Dass ich beim Wort "Café" gerade fast losheulen musste, dafür kann Silla wirklich nix. Schlimmer noch beim Wort "Mokka", und in der Kombination sind die Schleusen dann vollends geöffnet. Meine schweizerischen Freunde ahnen vielleicht, wieso: Vor ein paar Tagen starb, völlig unerwartet, der Mann, der Kopf und Herz und Leib und Seele des vielleicht schönsten Clubs der Welt gewesen ist: Beat 'Pädu' Anliker ist nicht mehr, erlegen in unverschämt zarten Alter von 59 Jahren einem Herzstillstand.

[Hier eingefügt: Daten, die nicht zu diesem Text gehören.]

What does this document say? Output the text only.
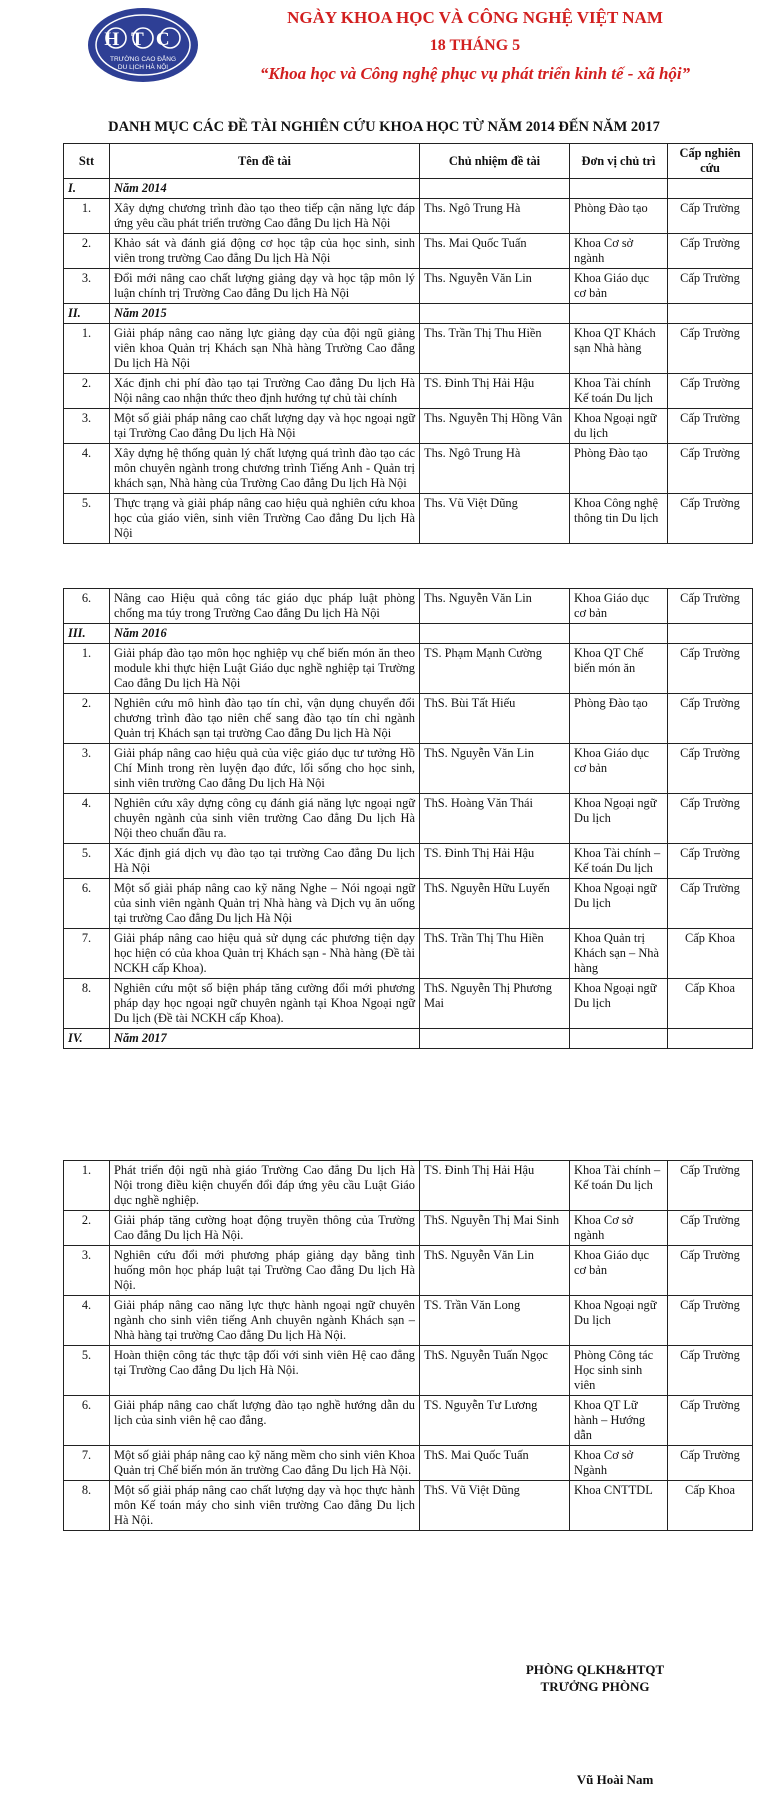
HTC
TRƯỜNG CAO ĐẲNG
DU LỊCH HÀ NỘI
NGÀY KHOA HỌC VÀ CÔNG NGHỆ VIỆT NAM
18 THÁNG 5
“Khoa học và Công nghệ phục vụ phát triển kinh tế - xã hội”
DANH MỤC CÁC ĐỀ TÀI NGHIÊN CỨU KHOA HỌC TỪ NĂM 2014 ĐẾN NĂM 2017
Stt	Tên đề tài	Chủ nhiệm đề tài	Đơn vị chủ trì	Cấp nghiên cứu
I.	Năm 2014			
1.	Xây dựng chương trình đào tạo theo tiếp cận năng lực đáp ứng yêu cầu phát triển trường Cao đẳng Du lịch Hà Nội	Ths. Ngô Trung Hà	Phòng Đào tạo	Cấp Trường
2.	Khảo sát và đánh giá động cơ học tập của học sinh, sinh viên trong trường Cao đẳng Du lịch Hà Nội	Ths. Mai Quốc Tuấn	Khoa Cơ sở ngành	Cấp Trường
3.	Đổi mới nâng cao chất lượng giảng dạy và học tập môn lý luận chính trị Trường Cao đẳng Du lịch Hà Nội	Ths. Nguyễn Văn Lin	Khoa Giáo dục cơ bản	Cấp Trường
II.	Năm 2015			
1.	Giải pháp nâng cao năng lực giảng dạy của đội ngũ giảng viên khoa Quản trị Khách sạn Nhà hàng Trường Cao đẳng Du lịch Hà Nội	Ths. Trần Thị Thu Hiền	Khoa QT Khách sạn Nhà hàng	Cấp Trường
2.	Xác định chi phí đào tạo tại Trường Cao đẳng Du lịch Hà Nội nâng cao nhận thức theo định hướng tự chủ tài chính	TS. Đinh Thị Hải Hậu	Khoa Tài chính Kế toán Du lịch	Cấp Trường
3.	Một số giải pháp nâng cao chất lượng dạy và học ngoại ngữ tại Trường Cao đẳng Du lịch Hà Nội	Ths. Nguyễn Thị Hồng Vân	Khoa Ngoại ngữ du lịch	Cấp Trường
4.	Xây dựng hệ thống quản lý chất lượng quá trình đào tạo các môn chuyên ngành trong chương trình Tiếng Anh - Quản trị khách sạn, Nhà hàng của Trường Cao đẳng Du lịch Hà Nội	Ths. Ngô Trung Hà	Phòng Đào tạo	Cấp Trường
5.	Thực trạng và giải pháp nâng cao hiệu quả nghiên cứu khoa học của giáo viên, sinh viên Trường Cao đẳng Du lịch Hà Nội	Ths. Vũ Việt Dũng	Khoa Công nghệ thông tin Du lịch	Cấp Trường
6.	Nâng cao Hiệu quả công tác giáo dục pháp luật phòng chống ma túy trong Trường Cao đẳng Du lịch Hà Nội	Ths. Nguyễn Văn Lin	Khoa Giáo dục cơ bản	Cấp Trường
III.	Năm 2016			
1.	Giải pháp đào tạo môn học nghiệp vụ chế biến món ăn theo module khi thực hiện Luật Giáo dục nghề nghiệp tại Trường Cao đẳng Du lịch Hà Nội	TS. Phạm Mạnh Cường	Khoa QT Chế biến món ăn	Cấp Trường
2.	Nghiên cứu mô hình đào tạo tín chỉ, vận dụng chuyển đổi chương trình đào tạo niên chế sang đào tạo tín chỉ ngành Quản trị Khách sạn tại trường Cao đẳng Du lịch Hà Nội	ThS. Bùi Tất Hiếu	Phòng Đào tạo	Cấp Trường
3.	Giải pháp nâng cao hiệu quả của việc giáo dục tư tưởng Hồ Chí Minh trong rèn luyện đạo đức, lối sống cho học sinh, sinh viên trường Cao đẳng Du lịch Hà Nội	ThS. Nguyễn Văn Lin	Khoa Giáo dục cơ bản	Cấp Trường
4.	Nghiên cứu xây dựng công cụ đánh giá năng lực ngoại ngữ chuyên ngành của sinh viên trường Cao đẳng Du lịch Hà Nội theo chuẩn đầu ra.	ThS. Hoàng Văn Thái	Khoa Ngoại ngữ Du lịch	Cấp Trường
5.	Xác định giá dịch vụ đào tạo tại trường Cao đẳng Du lịch Hà Nội	TS. Đinh Thị Hải Hậu	Khoa Tài chính – Kế toán Du lịch	Cấp Trường
6.	Một số giải pháp nâng cao kỹ năng Nghe – Nói ngoại ngữ của sinh viên ngành Quản trị Nhà hàng và Dịch vụ ăn uống tại trường Cao đẳng Du lịch Hà Nội	ThS. Nguyễn Hữu Luyến	Khoa Ngoại ngữ Du lịch	Cấp Trường
7.	Giải pháp nâng cao hiệu quả sử dụng các phương tiện dạy học hiện có của khoa Quản trị Khách sạn - Nhà hàng (Đề tài NCKH cấp Khoa).	ThS. Trần Thị Thu Hiền	Khoa Quản trị Khách sạn – Nhà hàng	Cấp Khoa
8.	Nghiên cứu một số biện pháp tăng cường đổi mới phương pháp dạy học ngoại ngữ chuyên ngành tại Khoa Ngoại ngữ Du lịch (Đề tài NCKH cấp Khoa).	ThS. Nguyễn Thị Phương Mai	Khoa Ngoại ngữ Du lịch	Cấp Khoa
IV.	Năm 2017			
1.	Phát triển đội ngũ nhà giáo Trường Cao đẳng Du lịch Hà Nội trong điều kiện chuyển đổi đáp ứng yêu cầu Luật Giáo dục nghề nghiệp.	TS. Đinh Thị Hải Hậu	Khoa Tài chính – Kế toán Du lịch	Cấp Trường
2.	Giải pháp tăng cường hoạt động truyền thông của Trường Cao đẳng Du lịch Hà Nội.	ThS. Nguyễn Thị Mai Sinh	Khoa Cơ sở ngành	Cấp Trường
3.	Nghiên cứu đổi mới phương pháp giảng dạy bằng tình huống môn học pháp luật tại Trường Cao đẳng Du lịch Hà Nội.	ThS. Nguyễn Văn Lin	Khoa Giáo dục cơ bản	Cấp Trường
4.	Giải pháp nâng cao năng lực thực hành ngoại ngữ chuyên ngành cho sinh viên tiếng Anh chuyên ngành Khách sạn – Nhà hàng tại trường Cao đẳng Du lịch Hà Nội.	TS. Trần Văn Long	Khoa Ngoại ngữ Du lịch	Cấp Trường
5.	Hoàn thiện công tác thực tập đối với sinh viên Hệ cao đẳng tại Trường Cao đẳng Du lịch Hà Nội.	ThS. Nguyễn Tuấn Ngọc	Phòng Công tác Học sinh sinh viên	Cấp Trường
6.	Giải pháp nâng cao chất lượng đào tạo nghề hướng dẫn du lịch của sinh viên hệ cao đẳng.	TS. Nguyễn Tư Lương	Khoa QT Lữ hành – Hướng dẫn	Cấp Trường
7.	Một số giải pháp nâng cao kỹ năng mềm cho sinh viên Khoa Quản trị Chế biến món ăn trường Cao đẳng Du lịch Hà Nội.	ThS. Mai Quốc Tuấn	Khoa Cơ sở Ngành	Cấp Trường
8.	Một số giải pháp nâng cao chất lượng dạy và học thực hành môn Kế toán máy cho sinh viên trường Cao đẳng Du lịch Hà Nội.	ThS. Vũ Việt Dũng	Khoa CNTTDL	Cấp Khoa
PHÒNG QLKH&HTQT
TRƯỞNG PHÒNG
Vũ Hoài Nam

Seit drei Jahrzehnten führte er in Thun das Café Mokka, ein ungeheuer traumhafter Ort, dessen Großartigkeit niemand, der einmal dort gewesen ist, je wieder losgelassen hat - genauso wie niemand je den unfassbar großherzigen, unbequemen, irre anstrengenden, wahnsinnigen Kerl vergessen könnte, der dahinter ... stand, muss ich jetzt schreiben. Möh.

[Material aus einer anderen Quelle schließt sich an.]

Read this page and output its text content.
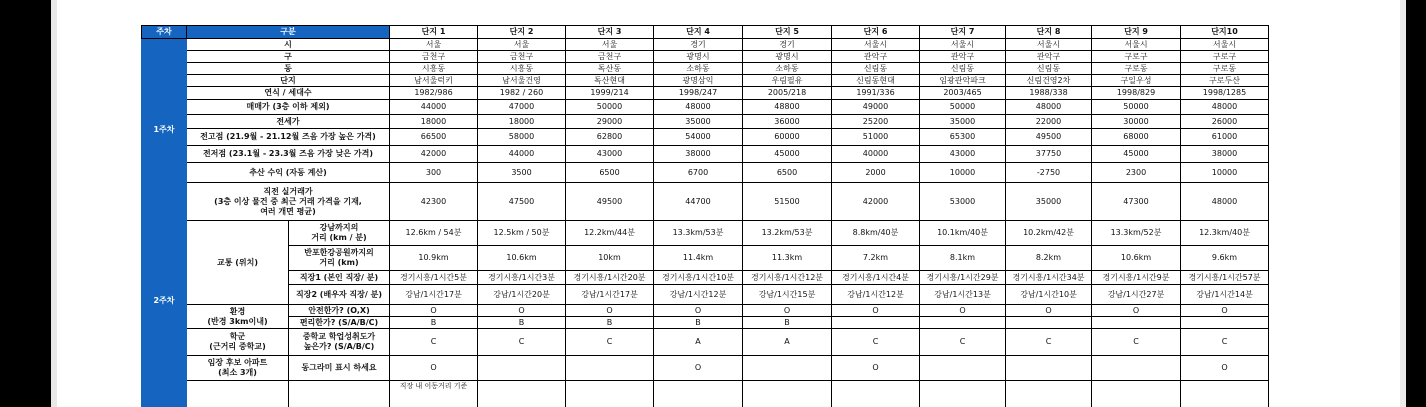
주차	구분		단지 1	단지 2	단지 3	단지 4	단지 5	단지 6	단지 7	단지 8	단지 9	단지10
1주차	시		서울	서울	서울	경기	경기	서울시	서울시	서울시	서울시	서울시
	구		금천구	금천구	금천구	광명시	광명시	관악구	관악구	관악구	구로구	구로구
	동		시흥동	시흥동	독산동	소하동	소하동	신림동	신림동	신림동	구로동	구로동
	단지		남서울럭키	남서울건영	독산현대	광명삼익	우림필유	신림동현대	임광관악파크	신림건영2차	구일우성	구로두산
	연식 / 세대수		1982/986	1982 / 260	1999/214	1998/247	2005/218	1991/336	2003/465	1988/338	1998/829	1998/1285
	매매가 (3층 이하 제외)		44000	47000	50000	48000	48800	49000	50000	48000	50000	48000
	전세가		18000	18000	29000	35000	36000	25200	35000	22000	30000	26000
	전고점 (21.9월 - 21.12월 즈음 가장 높은 가격)		66500	58000	62800	54000	60000	51000	65300	49500	68000	61000
	전저점 (23.1월 - 23.3월 즈음 가장 낮은 가격)		42000	44000	43000	38000	45000	40000	43000	37750	45000	38000
	추산 수익 (자동 계산)		300	3500	6500	6700	6500	2000	10000	-2750	2300	10000
	직전 실거래가
(3층 이상 물건 중 최근 거래 가격을 기재,
여러 개면 평균)		42300	47500	49500	44700	51500	42000	53000	35000	47300	48000
2주차	교통 (위치)	강남까지의
거리 (km / 분)	12.6km / 54분	12.5km / 50분	12.2km/44분	13.3km/53분	13.2km/53분	8.8km/40분	10.1km/40분	10.2km/42분	13.3km/52분	12.3km/40분
		반포한강공원까지의
거리 (km)	10.9km	10.6km	10km	11.4km	11.3km	7.2km	8.1km	8.2km	10.6km	9.6km
		직장1 (본인 직장/ 분)	경기시흥/1시간5분	경기시흥/1시간3분	경기시흥/1시간20분	경기시흥/1시간10분	경기시흥/1시간12분	경기시흥/1시간4분	경기시흥/1시간29분	경기시흥/1시간34분	경기시흥/1시간9분	경기시흥/1시간57분
		직장2 (배우자 직장/ 분)	강남/1시간17분	강남/1시간20분	강남/1시간17분	강남/1시간12분	강남/1시간15분	강남/1시간12분	강남/1시간13분	강남/1시간10분	강남/1시간27분	강남/1시간14분
	환경
(반경 3km이내)	안전한가? (O,X)	O	O	O	O	O	O	O	O	O	O
		편리한가? (S/A/B/C)	B	B	B	B	B					
	학군
(근거리 중학교)	중학교 학업성취도가
높은가? (S/A/B/C)	C	C	C	A	A	C	C	C	C	C
	임장 후보 아파트
(최소 3개)	동그라미 표시 하세요	O			O		O				O
			직장 내 이동거리 기준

Ich bin verdammt oft dort gewesen, schon viel zu lange nicht mehr - und jetzt wird es nie wieder sein, wie es war. Erinnerungs-Highlight, eins von vielen: Gepäck im Zug liegengelassen, deswegen fünf Stunden später als angekündigt im Mokka angekommen, vom Hausherren an der Tür abgefangen und - "Du hast Hunger. Ich mach' dir was." - in den ersten Stock eskortiert worden. Widerrede? Eh keine Chance. Und dann sitzte mal eben am Tisch, backstage, und wirst bekocht - kurz vor Mitternacht, zusammen mit den Delinquent Habits.

Kommenden Dienstag wollte die Stadt, mit der er durch und durch verbunden war, MC Anliker mit dem Thunpreis ehren, "für meine stetige, unermüdliche Arbeit für das Wohle dieser Stadt", witzelte er gerade noch herum. "Sprich für 30 Jahre nicht Lockerlassen – und natürlich als Dank für 30 Jahre CAFE BAR MOKKA, dessen legendärer Ruf Thun, bei progressiven Menschen in der ganzen Schweiz, bekannt gemacht hat. Etwas, was vorher nur die Schweizer Armee fertig brachte, dies aber eher in negativem Sinn."

Die Preisverleihung findet trotzdem statt, nur handelt es sich jetzt um eine Trauerfeier.

Wer MC Anliker kannte, weint um einen der großen Wahnsinnigen mit einer Mission, von deren Sorte es viel zu wenige gibt und von der die Welt so dringend viele, viele mehr gebrauchen könnte. Wer ihn kannte, weiß, dass er über die Betroffenheit, die allüberall herrscht, schallend gelacht hätte. Aber, Pädu: Daran, dass wir jetzt traurig sind, kannst du nichts mehr ändern. Wie Greis schreibt: MUSIK IST SCHEISSE OHNE DICH.